HDF5 Concepts

HDF5 is a format that is widely used in scientific software for efficiently storing and organizing data. The HDF5 standard and libraries are maintained by the HDF Group.

In HDF5, data are stored in multidimensional arrays called datasets. Datasets are organized hierarchically in groups, which also can contain other groups. Datasets and groups are conceptually similar to files and directories in a filesystem. In fact, every HDF5 file contains at least one group, the root group, denoted “/”, and groups and datasets are referred to using slash-delimited absolute or relative paths, which are more accurately called link names.

Example HDF5 Layout

HDF5 has as one goal that data be “self-documenting” through the use of metadata. Dakota output files include two kinds of metadata.

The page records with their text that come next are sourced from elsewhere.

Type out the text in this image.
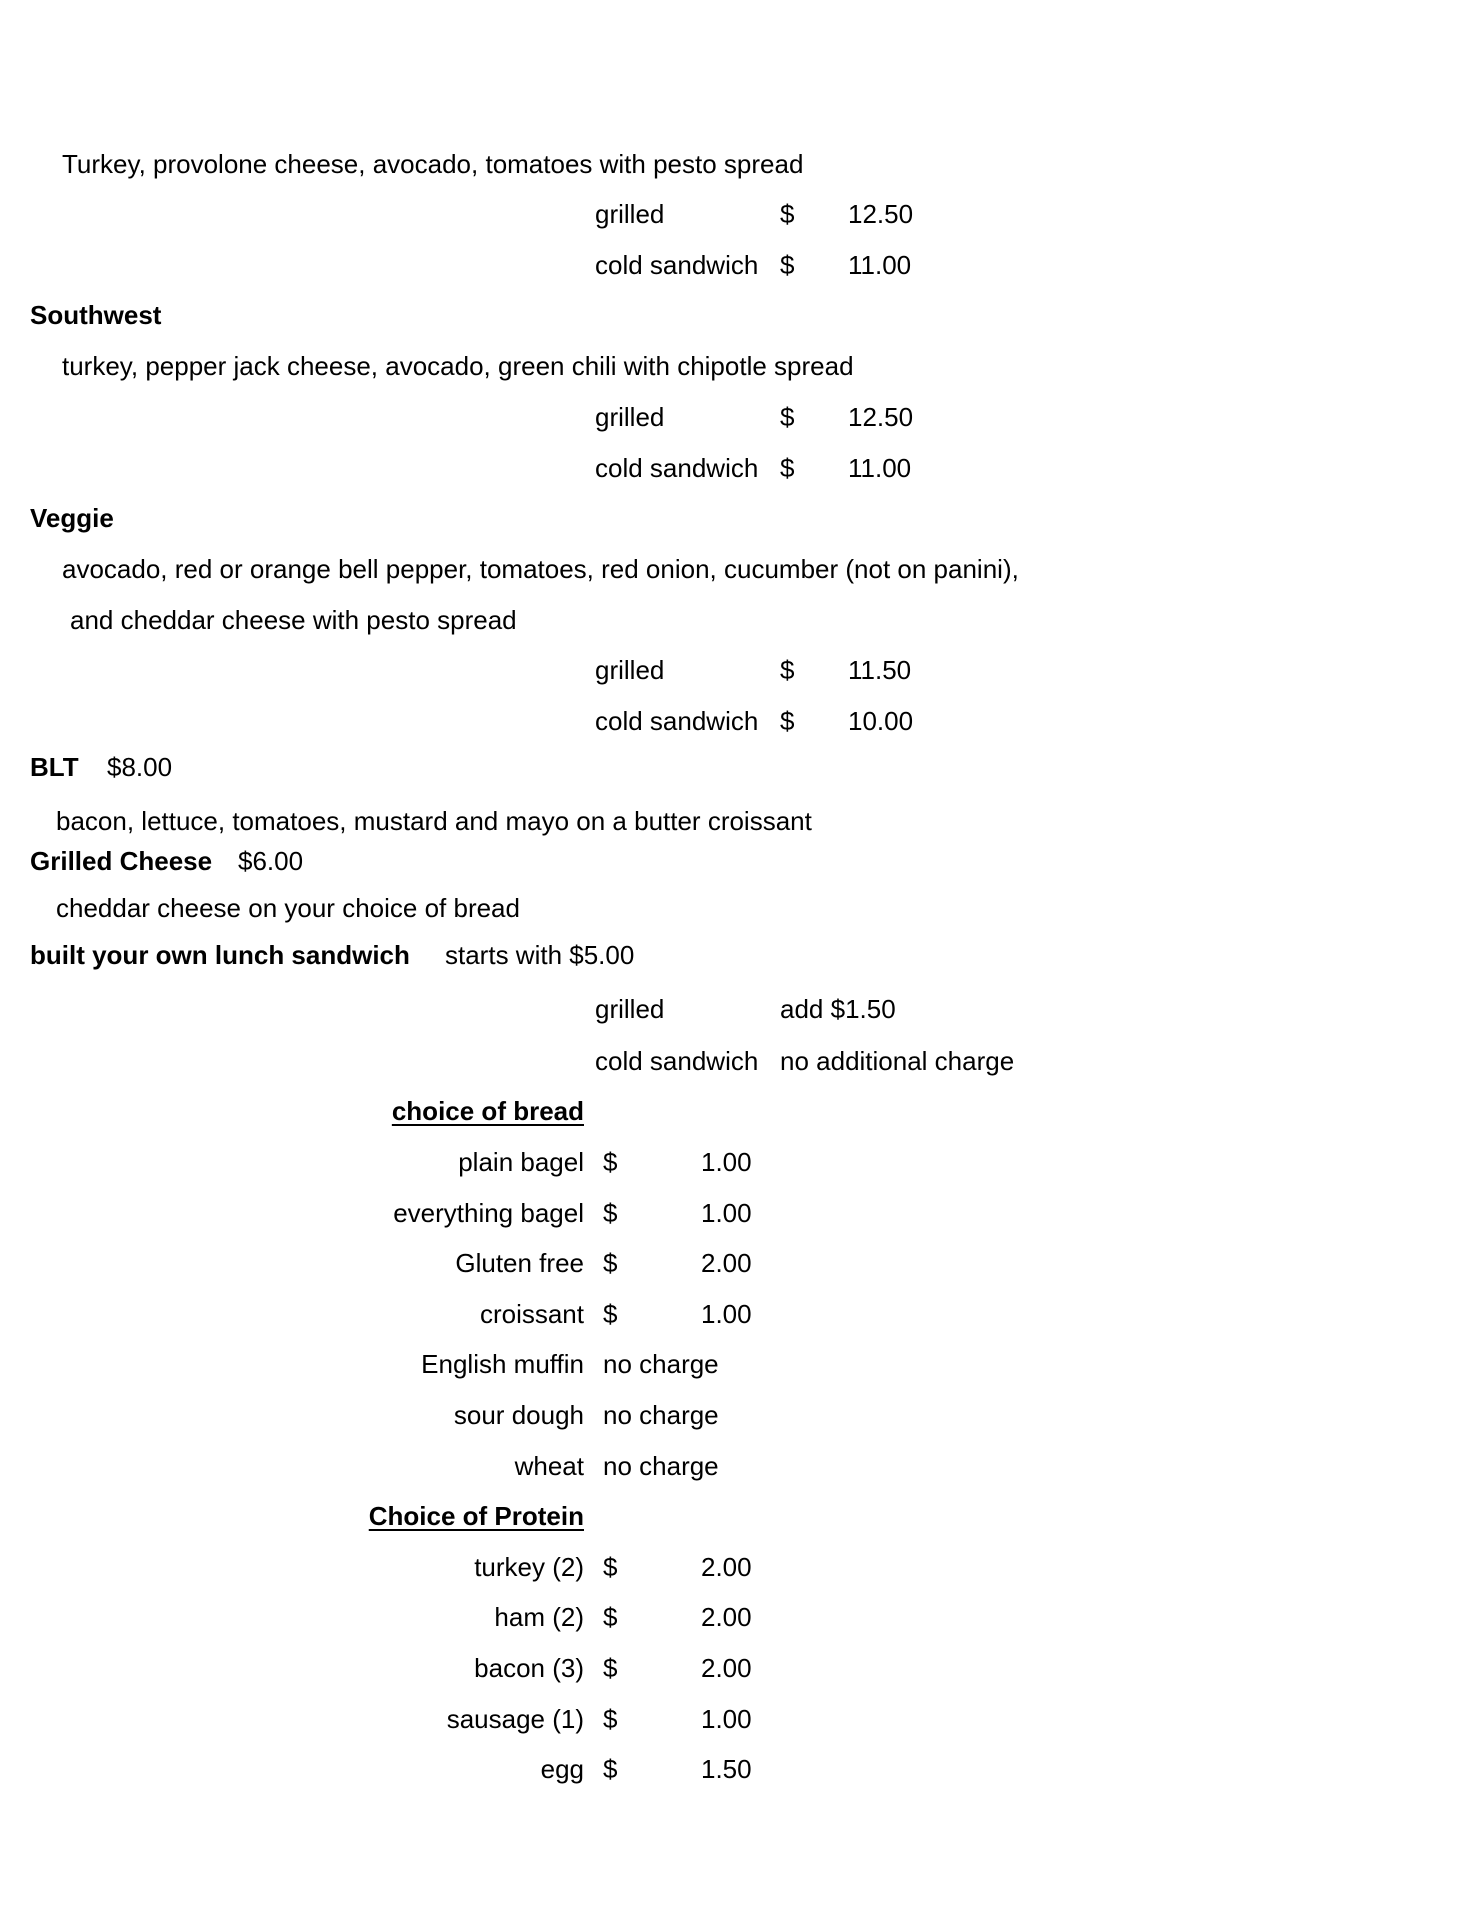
Turkey, provolone cheese, avocado, tomatoes with pesto spread
grilled	$ 12.50
cold sandwich $ 11.00
Southwest
turkey, pepper jack cheese, avocado, green chili with chipotle spread
grilled	$ 12.50
cold sandwich $ 11.00
Veggie
avocado, red or orange bell pepper, tomatoes, red onion, cucumber (not on panini),
and cheddar cheese with pesto spread
grilled	$ 11.50
cold sandwich $ 10.00
BLT $8.00
bacon, lettuce, tomatoes, mustard and mayo on a butter croissant
Grilled Cheese $6.00
cheddar cheese on your choice of bread
built your own lunch sandwich starts with $5.00
grilled	add $1.50
cold sandwich no additional charge
choice of bread
plain bagel $	1.00
everything bagel $	1.00
Gluten free $	2.00
croissant $	1.00
English muffin no charge
sour dough no charge
wheat no charge
Choice of Protein
turkey (2) $	2.00
ham (2) $	2.00
bacon (3) $	2.00
sausage (1) $	1.00
egg $	1.50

  • Dimension Scales. Each dimension of a dataset may have zero or more scales, which are themselves datasets. Scales are often used to provide, for example, labels analogous to column headings in a table (see the dimension scales that Dakota applies to moments) or numerical values of an indepenent variable (user-specified probability levels in level mappings).

  • Attributes. key:value pairs that annotate a group or dataset. A key is always a character string, such as dakota_version, and (in Dakota output) the value can be a string-, integer-, or real-valued scalar. Dakota stores the number of samples that were requested in a sampling study in the attribute ‘samples’.